Malhorne : Je me souviens de la première fois comme si c’était hier.

J’étais fort alors ! Et sot. Et vaniteux. Malhorne le braillard, Malhorne le soudard ! Malhorne le gagneur des concours de boissons.

Savez-vous seulement d’où me vient ce surnom ? Vous êtes-vous jamais demandé s’il recelait un sens caché ?

Les linguistes ne sont pas précisément la tasse de thé de cette prométhéenne fondation, n’est-ce pas ?

Sur ma terre de première naissance, on appelait orne un frêne à fleurs blanches, mais aussi le petit fossé qui sépare deux ceps de vigne. Vous voyez ce que c’est ?

De quelle définition croyez-vous que je tire mon surnom ?

J’avais tant l’habitude de rouler sous la table, les soirs de grande beuverie, qu’on me railla vite pour cette fâcheuse tendance.

Va encore s’esbicher d’un mal pas dans l’orne, le gars Passegrain, entendais-je siffler lorsque après un bon jéroboam de vinasse, les rougeurs me montaient sous les yeux.

La contraction fut vite trouvée et Malhorne vit le jour.

J’avais de plus le vin mauvais et je cherchais querelle à tout ce qui portait barbe sitôt mon content d’alcool atteint.

Ce surnom visait juste à plus d’un titre.

Nul dans les environs de ce temps-là ne me battait à la lutte.

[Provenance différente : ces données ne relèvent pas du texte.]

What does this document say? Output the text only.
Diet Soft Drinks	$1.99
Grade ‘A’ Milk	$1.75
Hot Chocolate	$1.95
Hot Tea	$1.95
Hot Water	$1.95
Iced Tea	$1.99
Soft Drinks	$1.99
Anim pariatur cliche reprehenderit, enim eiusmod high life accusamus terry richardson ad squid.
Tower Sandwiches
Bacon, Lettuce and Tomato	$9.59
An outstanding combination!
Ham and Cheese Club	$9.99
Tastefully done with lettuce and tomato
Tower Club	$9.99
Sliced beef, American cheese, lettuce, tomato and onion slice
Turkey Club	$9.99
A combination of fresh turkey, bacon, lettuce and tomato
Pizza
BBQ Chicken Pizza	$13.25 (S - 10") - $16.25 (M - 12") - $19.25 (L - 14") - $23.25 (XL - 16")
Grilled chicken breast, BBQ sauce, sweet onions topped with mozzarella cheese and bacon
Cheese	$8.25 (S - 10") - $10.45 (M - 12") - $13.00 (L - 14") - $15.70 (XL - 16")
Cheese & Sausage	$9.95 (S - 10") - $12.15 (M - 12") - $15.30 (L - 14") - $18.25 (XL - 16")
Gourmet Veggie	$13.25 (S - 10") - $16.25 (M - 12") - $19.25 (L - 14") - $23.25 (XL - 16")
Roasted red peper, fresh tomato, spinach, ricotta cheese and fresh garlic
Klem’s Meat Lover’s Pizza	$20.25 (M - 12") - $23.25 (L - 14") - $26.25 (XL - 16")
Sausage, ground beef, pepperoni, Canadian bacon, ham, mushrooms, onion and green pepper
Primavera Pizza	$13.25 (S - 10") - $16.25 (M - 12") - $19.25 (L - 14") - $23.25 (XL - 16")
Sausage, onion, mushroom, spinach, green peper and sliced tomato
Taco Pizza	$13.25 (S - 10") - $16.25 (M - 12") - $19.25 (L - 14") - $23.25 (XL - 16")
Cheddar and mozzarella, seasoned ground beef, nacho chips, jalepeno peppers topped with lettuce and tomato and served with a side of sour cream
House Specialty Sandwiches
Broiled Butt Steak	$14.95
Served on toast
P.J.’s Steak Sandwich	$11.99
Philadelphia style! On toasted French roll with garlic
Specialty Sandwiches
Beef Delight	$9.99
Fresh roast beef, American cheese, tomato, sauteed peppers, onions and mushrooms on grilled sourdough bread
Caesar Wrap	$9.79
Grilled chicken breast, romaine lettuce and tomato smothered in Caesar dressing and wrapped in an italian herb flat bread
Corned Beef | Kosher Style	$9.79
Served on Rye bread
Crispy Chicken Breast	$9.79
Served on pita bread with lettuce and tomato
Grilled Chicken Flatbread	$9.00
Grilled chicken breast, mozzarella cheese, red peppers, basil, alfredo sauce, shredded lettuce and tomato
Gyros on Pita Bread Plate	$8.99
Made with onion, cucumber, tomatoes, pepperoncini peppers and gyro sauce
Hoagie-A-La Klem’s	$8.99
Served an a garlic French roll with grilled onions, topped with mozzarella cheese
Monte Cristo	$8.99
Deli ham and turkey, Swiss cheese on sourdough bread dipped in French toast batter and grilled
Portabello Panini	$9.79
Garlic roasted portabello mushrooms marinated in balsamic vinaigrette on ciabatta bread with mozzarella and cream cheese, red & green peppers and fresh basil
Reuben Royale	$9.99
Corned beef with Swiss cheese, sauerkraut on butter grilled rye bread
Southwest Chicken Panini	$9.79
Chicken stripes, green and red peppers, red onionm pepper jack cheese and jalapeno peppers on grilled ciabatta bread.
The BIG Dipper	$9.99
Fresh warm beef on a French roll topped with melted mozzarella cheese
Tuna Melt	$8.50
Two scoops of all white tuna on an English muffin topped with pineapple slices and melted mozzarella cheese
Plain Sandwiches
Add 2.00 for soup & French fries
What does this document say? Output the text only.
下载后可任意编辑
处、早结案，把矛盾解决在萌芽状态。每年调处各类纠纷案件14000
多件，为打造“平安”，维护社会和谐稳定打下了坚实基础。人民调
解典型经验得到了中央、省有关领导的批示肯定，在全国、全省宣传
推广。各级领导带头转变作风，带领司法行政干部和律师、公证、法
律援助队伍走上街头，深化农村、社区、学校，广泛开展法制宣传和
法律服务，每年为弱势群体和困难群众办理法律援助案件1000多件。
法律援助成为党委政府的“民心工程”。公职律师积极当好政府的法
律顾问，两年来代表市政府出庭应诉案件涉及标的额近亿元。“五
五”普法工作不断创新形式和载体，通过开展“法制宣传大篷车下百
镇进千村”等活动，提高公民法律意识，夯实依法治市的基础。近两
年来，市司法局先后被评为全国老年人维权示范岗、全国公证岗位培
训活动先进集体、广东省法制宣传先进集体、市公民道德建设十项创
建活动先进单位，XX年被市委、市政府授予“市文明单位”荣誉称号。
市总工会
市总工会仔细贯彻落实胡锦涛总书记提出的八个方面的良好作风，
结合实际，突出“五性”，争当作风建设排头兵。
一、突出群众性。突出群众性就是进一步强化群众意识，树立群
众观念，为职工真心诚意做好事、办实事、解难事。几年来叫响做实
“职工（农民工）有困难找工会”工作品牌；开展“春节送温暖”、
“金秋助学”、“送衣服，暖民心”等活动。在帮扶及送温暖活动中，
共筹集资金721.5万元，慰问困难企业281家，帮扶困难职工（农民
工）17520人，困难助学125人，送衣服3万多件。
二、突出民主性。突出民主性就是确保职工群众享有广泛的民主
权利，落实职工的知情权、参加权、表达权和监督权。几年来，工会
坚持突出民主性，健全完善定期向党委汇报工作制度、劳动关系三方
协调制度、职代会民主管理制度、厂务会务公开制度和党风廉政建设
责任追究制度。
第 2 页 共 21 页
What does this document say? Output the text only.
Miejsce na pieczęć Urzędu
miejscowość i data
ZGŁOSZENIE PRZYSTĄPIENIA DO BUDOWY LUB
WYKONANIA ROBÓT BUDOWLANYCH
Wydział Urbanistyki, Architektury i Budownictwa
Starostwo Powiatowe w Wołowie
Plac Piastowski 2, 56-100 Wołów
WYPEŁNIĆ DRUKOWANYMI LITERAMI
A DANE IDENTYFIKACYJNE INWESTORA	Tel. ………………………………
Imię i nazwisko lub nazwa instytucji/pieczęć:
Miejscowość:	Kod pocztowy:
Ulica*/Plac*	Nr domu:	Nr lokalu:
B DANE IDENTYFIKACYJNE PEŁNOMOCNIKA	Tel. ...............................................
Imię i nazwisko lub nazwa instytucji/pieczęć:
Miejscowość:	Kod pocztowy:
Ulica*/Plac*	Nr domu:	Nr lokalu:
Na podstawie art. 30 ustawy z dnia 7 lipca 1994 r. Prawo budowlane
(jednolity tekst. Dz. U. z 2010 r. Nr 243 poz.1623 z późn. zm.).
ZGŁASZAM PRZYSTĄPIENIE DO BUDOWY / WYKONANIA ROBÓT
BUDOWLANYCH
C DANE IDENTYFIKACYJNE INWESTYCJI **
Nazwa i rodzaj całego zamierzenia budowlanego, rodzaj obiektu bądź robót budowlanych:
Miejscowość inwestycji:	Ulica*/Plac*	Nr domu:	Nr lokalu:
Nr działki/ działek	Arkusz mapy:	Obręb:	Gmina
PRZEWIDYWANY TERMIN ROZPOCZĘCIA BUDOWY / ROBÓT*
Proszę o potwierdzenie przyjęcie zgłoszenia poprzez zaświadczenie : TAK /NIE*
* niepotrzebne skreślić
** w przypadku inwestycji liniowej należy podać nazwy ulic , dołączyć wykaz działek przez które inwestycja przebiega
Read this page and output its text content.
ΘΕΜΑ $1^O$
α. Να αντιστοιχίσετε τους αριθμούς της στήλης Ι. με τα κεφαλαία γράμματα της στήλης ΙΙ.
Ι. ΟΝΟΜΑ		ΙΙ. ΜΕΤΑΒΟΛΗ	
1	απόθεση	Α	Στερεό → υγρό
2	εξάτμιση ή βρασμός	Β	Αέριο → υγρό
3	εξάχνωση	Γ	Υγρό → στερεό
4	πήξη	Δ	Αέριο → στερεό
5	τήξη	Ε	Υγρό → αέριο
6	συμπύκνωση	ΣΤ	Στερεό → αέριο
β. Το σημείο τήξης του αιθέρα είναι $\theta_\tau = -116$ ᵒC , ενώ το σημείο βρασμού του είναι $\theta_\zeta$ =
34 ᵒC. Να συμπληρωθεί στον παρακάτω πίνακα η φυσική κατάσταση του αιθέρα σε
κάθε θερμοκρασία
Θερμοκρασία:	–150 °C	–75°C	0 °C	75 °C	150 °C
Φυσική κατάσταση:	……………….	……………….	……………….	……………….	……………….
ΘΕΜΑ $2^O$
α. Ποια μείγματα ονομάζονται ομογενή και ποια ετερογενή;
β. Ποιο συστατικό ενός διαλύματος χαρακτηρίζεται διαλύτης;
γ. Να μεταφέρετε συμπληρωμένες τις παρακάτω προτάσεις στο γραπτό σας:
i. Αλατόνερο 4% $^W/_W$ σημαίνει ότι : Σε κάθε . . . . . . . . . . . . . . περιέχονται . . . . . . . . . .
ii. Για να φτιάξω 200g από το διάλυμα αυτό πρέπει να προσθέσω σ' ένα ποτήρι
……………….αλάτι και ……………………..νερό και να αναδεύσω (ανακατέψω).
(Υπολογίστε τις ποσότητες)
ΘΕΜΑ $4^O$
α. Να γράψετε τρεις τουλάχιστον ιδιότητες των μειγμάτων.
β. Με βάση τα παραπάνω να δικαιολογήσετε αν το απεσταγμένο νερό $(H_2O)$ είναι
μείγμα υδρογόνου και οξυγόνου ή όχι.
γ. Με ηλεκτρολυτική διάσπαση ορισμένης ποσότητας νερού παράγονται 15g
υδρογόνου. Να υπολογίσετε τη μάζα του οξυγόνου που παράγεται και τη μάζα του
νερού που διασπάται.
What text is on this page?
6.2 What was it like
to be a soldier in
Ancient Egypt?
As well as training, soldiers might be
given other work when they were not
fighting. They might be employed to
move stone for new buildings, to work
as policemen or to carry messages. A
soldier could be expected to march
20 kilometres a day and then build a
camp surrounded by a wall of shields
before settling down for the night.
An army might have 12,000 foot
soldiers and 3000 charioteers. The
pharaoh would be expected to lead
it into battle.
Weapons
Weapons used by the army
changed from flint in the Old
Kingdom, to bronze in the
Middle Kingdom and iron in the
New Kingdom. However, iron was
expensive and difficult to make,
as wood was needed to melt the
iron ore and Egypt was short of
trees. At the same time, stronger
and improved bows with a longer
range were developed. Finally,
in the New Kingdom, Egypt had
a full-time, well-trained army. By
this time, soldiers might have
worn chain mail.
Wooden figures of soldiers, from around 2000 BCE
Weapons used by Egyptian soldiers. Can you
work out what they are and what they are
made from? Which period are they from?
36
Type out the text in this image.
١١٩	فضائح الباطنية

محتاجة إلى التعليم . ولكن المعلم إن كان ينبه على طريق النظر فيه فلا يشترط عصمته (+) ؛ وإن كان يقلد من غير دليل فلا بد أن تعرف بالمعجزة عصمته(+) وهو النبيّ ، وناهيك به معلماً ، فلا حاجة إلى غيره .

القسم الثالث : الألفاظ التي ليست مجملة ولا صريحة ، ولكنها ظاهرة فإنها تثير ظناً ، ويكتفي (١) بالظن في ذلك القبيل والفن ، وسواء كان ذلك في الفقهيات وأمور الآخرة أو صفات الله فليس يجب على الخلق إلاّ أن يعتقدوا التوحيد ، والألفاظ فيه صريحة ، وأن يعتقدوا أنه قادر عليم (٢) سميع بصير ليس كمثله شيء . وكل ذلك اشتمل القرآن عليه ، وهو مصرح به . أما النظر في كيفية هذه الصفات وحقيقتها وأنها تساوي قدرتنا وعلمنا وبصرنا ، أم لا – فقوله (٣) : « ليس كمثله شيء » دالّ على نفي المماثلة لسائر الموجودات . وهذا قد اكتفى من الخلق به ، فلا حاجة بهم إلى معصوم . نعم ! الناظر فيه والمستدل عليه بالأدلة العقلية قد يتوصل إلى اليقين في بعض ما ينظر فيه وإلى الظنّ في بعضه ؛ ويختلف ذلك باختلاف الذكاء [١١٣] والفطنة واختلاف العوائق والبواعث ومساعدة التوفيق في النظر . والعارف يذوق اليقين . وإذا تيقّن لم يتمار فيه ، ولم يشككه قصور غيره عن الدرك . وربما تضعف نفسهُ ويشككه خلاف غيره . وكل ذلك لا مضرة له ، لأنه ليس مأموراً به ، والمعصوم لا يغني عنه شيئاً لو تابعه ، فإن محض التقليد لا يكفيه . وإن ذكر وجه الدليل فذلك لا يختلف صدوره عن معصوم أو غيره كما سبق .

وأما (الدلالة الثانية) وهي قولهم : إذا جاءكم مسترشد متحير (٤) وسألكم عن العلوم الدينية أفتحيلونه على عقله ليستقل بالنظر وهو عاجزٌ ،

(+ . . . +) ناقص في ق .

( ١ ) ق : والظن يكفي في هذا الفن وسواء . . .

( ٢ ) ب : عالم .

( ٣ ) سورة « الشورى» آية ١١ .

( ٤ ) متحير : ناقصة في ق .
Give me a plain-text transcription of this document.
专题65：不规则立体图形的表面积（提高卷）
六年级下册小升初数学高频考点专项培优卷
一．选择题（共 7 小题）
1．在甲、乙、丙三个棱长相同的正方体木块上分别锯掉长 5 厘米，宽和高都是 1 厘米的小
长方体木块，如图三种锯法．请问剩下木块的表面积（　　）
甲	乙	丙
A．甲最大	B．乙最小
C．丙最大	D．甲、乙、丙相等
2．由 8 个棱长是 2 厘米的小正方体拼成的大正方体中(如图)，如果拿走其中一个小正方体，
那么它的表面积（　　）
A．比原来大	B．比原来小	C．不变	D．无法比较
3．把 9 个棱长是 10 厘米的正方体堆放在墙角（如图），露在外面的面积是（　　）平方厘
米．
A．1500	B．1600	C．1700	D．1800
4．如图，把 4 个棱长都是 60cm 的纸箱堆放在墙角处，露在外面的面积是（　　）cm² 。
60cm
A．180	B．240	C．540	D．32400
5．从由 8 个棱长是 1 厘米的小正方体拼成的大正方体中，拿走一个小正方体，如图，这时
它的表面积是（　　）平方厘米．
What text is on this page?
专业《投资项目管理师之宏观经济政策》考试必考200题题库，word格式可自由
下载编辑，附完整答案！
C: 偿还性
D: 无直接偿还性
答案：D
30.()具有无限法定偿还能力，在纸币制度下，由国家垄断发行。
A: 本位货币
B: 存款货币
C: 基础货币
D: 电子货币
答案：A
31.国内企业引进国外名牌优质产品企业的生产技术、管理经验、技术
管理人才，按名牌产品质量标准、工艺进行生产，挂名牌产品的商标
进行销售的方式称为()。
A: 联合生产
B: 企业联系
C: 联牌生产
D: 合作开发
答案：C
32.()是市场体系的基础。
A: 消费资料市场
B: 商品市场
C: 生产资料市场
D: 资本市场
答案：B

Je n’avais peur de rien et le criais bien haut. Pour que tout le monde entende ma fierté. Et si ma voix avait pu porter jusqu’aux cieux, eh bien j’aurais souhaité que Dieu, les anges et Lucifer avec, écoutent mes péroraisons !

Moi, Guillaume Passegrain, si joliment prédestiné à porter ce surnom de Malhorne, je croque dans ce que la vie peut m’offrir. Vinasse et laideronnes, passes d’armes et souillons, banquets et pucelles…

Toutes ces joies terrestres n’ont-elles pas été données aux hommes pour qu’ils en profitent, et en abusent un peu ?

Ne serait-il pas un tantinet comique, s’il fallait croire les grenouilles de bénitiers, que ce paradis d’ici-bas n’existe que pour nous tenter, exciter la bête qui sommeille et voir qui gagnera ?

La bête ou l’esthète ?

L’homme d’alors trancha.

Les deux, mon capitaine ! La bête et l’esthète. À quoi bon, sinon…

Croquer, se moquer, pérorer… et peut-être réfléchir ! Si j’ai le temps, ou l’envie. Ce qui n’arriva guère.

Lorsque le Rouquin m’entailla si bien que je compris sur-le-champ que l’espoir de vivre encore me quittait, mes folles illusions s’éparpillèrent en même temps.

Parties les envolées lyriques sur l’art du bon vivant. Terminés les coups de tête au destin, la nique au bon Dieu. Salut mes inepties vaines d’ignare orgueilleux.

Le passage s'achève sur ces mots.